49. Memorandum From the Deputy Director for Intelligence, the Joint Staff (Collins) to the Assistant to the Secretary of Defense for Special Operations (Erskine)1


  • Emerging Pattern—Kashmir
After a lengthy presentation of India’s case on Kashmir on 23–24 January, the Security Council approved a resolution which reminded the governments concerned of the principle embodied in previous resolutions that the final disposition of Kashmir be made in accordance with the will of the people. The vote was 10–0 with the USSR abstaining. Krishna Menon told Ambassador Lodge that he (Menon) had hinted to Soviets before the vote that a Soviet veto was not desired because India did not want to appear to be under Soviet umbrella. Menon stated Soviets had told him that they would veto any Security Council resolution on Kashmir if India so desired.
The U.S. position throughout has been one of cautious support of Pakistan through a solution based upon U.N. resolutions, unless the parties themselves could agree to a solution through direct negotiations. The U.S. attitude is dictated by the fear of damaging U.S.-Indian relations which were somewhat improved after Nehru’s visit and by the desire to support Pakistan with whom we are allied.
The main course of events in Southeast Asia is not likely to be significantly affected by India’s setback in the Security Council. Nehru’s halo of morality has been tarnished by his attitude and actions, but he will retain his influence in the Afro-Asian Bloc. It is interesting to note that the U.N. representatives of Ceylon, Indonesia, and Burma all have commented upon the weakness of the Indian position. The Bandung powers may offer their “good offices” in an effort toward peaceful settlement.
India’s immediate courses of action are aimed at gaining time. For the short run they are trying to stall until after the forthcoming elections. A part of the pressure being applied to the U.S. by India is the forecast of Communist gains if U.N. action adverse to India is taken before elections. Another pressure for delay is the thinly [Page 124] veiled threat of another “blood-bath” to the Moslem minority remaining in India. Also, Nehru would like to prevent any action until after the General Assembly adjourns or at least until March when the President of the Security Council will be a Russian. Over the longer term, Nehru probably hopes that economic and political concessions to the Kashmiri presently being made will produce a majority for India in a future plebiscite. This is not likely. Nehru would probably settle for permanent partition of Kashmir along the present cease-fire lines.
Pakistan is pressing for immediate action by the Security Council to place U.N. forces in Kashmir.
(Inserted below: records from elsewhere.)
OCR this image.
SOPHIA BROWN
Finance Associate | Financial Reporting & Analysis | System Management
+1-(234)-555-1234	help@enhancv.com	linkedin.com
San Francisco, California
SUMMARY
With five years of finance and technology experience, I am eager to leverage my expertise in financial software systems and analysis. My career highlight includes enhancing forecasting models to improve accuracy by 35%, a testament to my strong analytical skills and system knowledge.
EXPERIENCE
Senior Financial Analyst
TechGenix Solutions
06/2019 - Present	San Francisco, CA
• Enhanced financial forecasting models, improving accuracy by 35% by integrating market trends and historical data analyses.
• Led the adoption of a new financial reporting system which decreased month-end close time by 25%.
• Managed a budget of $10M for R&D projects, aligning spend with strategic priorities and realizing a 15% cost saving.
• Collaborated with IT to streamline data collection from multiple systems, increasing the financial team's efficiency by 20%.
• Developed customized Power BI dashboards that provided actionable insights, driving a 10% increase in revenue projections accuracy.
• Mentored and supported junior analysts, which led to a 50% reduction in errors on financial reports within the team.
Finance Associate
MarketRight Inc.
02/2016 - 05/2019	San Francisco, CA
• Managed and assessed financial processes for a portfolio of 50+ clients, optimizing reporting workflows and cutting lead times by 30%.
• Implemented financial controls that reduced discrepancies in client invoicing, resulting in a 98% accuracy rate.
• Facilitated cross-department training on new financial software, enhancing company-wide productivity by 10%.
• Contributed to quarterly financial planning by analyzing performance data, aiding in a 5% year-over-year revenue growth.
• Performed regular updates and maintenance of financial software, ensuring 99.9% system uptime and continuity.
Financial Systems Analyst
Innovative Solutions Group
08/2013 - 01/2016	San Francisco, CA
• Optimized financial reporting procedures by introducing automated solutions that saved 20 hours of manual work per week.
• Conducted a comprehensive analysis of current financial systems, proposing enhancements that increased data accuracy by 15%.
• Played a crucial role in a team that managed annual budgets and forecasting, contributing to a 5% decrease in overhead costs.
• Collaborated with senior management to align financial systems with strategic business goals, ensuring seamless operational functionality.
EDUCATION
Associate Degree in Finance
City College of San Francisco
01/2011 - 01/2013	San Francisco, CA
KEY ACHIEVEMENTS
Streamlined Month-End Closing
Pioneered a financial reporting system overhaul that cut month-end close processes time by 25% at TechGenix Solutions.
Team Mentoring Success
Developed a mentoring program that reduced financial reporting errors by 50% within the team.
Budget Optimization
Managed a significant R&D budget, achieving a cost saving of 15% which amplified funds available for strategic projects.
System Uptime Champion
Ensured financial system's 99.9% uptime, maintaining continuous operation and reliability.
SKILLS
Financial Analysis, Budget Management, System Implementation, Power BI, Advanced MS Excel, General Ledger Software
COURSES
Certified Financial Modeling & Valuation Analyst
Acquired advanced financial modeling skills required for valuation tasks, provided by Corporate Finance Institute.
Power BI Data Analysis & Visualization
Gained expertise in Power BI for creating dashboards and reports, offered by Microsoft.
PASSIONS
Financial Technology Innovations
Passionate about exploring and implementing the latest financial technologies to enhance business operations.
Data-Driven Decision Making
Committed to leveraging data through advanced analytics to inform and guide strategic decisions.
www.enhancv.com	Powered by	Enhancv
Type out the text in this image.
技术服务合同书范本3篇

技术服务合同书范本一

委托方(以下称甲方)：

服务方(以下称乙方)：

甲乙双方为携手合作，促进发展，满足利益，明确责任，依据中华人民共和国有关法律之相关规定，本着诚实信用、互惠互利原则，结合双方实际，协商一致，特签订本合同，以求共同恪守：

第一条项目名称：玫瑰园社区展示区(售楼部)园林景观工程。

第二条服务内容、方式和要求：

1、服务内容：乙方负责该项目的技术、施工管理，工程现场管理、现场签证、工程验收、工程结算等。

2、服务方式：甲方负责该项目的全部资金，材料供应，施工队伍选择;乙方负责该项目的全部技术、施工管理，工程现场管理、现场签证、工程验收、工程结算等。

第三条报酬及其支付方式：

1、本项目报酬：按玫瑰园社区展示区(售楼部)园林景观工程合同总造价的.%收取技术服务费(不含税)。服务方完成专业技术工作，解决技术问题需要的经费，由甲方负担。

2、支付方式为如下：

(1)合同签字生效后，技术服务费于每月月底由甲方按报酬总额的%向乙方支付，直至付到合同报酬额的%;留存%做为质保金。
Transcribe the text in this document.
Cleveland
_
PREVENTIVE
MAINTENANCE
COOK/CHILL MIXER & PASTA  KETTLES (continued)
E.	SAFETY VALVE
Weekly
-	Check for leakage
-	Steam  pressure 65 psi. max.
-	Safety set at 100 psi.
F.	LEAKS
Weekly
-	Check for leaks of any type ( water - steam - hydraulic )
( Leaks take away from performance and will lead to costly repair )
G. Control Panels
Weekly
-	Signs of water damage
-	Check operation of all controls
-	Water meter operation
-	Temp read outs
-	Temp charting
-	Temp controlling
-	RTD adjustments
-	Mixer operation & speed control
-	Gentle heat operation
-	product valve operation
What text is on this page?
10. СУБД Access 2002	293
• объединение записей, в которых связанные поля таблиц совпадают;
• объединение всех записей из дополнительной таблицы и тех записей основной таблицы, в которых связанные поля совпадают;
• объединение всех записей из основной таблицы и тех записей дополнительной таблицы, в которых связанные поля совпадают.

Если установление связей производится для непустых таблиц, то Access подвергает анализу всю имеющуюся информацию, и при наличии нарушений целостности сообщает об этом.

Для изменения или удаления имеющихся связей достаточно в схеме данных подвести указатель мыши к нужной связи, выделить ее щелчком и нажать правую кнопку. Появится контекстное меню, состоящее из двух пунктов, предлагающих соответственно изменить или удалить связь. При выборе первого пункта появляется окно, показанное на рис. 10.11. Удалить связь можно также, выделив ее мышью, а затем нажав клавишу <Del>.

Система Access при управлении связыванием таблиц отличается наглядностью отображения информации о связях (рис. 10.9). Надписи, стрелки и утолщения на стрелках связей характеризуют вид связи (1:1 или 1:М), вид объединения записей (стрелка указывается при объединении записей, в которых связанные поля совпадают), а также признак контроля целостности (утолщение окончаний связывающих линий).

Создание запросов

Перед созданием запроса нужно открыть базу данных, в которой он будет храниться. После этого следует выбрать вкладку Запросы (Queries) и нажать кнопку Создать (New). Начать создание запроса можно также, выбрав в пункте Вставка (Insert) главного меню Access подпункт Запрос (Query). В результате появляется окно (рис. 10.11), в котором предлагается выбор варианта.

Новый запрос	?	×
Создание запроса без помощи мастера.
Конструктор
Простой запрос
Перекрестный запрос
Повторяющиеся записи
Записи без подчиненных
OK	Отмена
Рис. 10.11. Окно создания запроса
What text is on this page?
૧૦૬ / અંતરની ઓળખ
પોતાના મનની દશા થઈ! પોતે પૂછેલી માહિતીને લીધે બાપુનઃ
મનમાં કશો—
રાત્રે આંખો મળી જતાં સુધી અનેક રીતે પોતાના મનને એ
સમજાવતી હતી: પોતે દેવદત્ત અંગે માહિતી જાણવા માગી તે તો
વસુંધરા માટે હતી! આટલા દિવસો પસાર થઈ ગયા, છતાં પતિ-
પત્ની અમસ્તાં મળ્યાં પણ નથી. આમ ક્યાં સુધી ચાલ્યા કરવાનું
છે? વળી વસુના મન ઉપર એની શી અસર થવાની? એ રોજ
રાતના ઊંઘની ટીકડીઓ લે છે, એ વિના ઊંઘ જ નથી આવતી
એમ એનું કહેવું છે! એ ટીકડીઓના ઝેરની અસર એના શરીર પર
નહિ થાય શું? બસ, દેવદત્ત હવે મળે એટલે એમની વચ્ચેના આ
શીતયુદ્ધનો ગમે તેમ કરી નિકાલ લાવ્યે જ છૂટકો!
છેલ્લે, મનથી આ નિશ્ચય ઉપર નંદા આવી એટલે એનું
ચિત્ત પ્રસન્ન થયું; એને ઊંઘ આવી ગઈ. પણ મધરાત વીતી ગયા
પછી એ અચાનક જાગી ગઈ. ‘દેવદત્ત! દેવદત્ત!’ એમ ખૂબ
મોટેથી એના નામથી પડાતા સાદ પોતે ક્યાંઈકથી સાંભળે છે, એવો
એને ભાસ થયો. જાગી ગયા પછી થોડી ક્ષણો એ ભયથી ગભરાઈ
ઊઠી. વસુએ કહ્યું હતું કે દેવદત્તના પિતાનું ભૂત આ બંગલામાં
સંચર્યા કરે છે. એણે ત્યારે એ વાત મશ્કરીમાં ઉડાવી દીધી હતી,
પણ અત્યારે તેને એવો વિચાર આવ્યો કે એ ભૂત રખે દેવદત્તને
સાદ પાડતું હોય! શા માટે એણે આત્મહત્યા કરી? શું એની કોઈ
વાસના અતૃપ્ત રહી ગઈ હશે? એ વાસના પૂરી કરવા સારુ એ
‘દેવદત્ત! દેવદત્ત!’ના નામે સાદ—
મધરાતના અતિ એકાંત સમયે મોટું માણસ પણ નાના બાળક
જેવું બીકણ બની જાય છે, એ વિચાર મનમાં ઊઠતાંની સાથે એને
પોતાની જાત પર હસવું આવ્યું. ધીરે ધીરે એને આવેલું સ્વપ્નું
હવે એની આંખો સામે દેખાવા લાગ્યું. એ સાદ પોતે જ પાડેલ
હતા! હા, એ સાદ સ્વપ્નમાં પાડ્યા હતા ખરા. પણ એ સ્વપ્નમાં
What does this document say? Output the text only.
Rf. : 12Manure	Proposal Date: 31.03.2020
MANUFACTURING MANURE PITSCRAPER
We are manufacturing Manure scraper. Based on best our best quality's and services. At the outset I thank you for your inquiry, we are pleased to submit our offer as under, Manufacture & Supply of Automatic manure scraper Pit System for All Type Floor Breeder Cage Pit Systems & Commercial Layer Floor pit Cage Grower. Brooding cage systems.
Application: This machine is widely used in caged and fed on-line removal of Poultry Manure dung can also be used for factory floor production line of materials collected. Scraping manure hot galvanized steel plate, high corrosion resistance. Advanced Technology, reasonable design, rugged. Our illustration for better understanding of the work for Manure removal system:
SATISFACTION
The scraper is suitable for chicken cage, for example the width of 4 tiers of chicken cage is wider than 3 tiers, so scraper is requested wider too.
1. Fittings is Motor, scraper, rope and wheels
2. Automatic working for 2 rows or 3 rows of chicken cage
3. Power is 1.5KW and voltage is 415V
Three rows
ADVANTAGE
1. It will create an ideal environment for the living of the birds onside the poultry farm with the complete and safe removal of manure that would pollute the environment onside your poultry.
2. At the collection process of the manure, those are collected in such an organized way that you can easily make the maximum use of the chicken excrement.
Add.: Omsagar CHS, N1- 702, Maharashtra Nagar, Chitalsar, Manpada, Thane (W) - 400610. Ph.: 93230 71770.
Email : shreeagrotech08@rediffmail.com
The Pakistan Government has stated that if India refused to accept the U.N. forces on India’s side of the cease-fire line that Pakistan would accept them in Pakistan-occupied Kashmir. Pakistan is insisting upon implementation of the original U.N. resolutions calling for a plebiscite in all of Kashmir. However, it would probably settle for partition of the area with a plebiscite held in the Vale itself, the heart of Kashmir. The Pakistani, like the Indians, call our attention to an increase in Communist strength in Pakistan if the U.N. failed to take positive action under vigorous U.S. leadership. The Pakistani Foreign Minister, Noon, has threatened to resign if U.S. failed to support Pakistan and he implied that Pakistan’s whole pro-West foreign policy would be affected by such U.S. failure. I believe that the Government of Pakistan has the Free Kashmir (Azad Kashmir) forces under control. These forces will probably be kept from launching hostilities until Pakistan sees no other hope of favorable settlement. By allowing the Azad Kashmir forces to attack Pakistan would be attempting to force the U.N. to intervene.
The U.K. position has been somewhat stronger in support of Pakistan than has that of the U.S. The U.K. probably wants to bring things to a head in the Security Council (anticipating a Soviet veto of any measure adverse to India) and then move the entire Kashmir problem into the General Assembly.
Soviet policy in Asia is not likely to be affected significantly by developments in the Kashmir problem. They will continue to support India, but will try to avoid as much as possible any further alienation of Pakistan. It is for this reason that the USSR has not taken part in the U.N. debate and has abstained, rather than vetoing, resolutions adverse to the Indian position. Chou En-Lai, through the Bandung “good offices”, may be able to appear as a peacemaker.
On 8 February the Kashmir problem was again considered in the Security Council and after re-statement of the positions of Pakistan and India, further action was postponed until a later date.
Richard Collins2
  1. Source: Department of Defense, OASD/ISA Files, NESA Records, Pakistan. Secret. Forwarded to Gordon Gray on February 12 under cover of a note from General G.B. Erskine, USMC (ret.). In the note General Erskine commented as follows:

    “The increasing tension between India and Pakistan on the Kashmir question has deep implications for U.S. relations with both countries and is of significant interest to the Department of Defense.

    “The attached paper was prepared by the Joint Intelligence Group and is forwarded for your information.”

  2. Printed from a copy which bears this typed signature.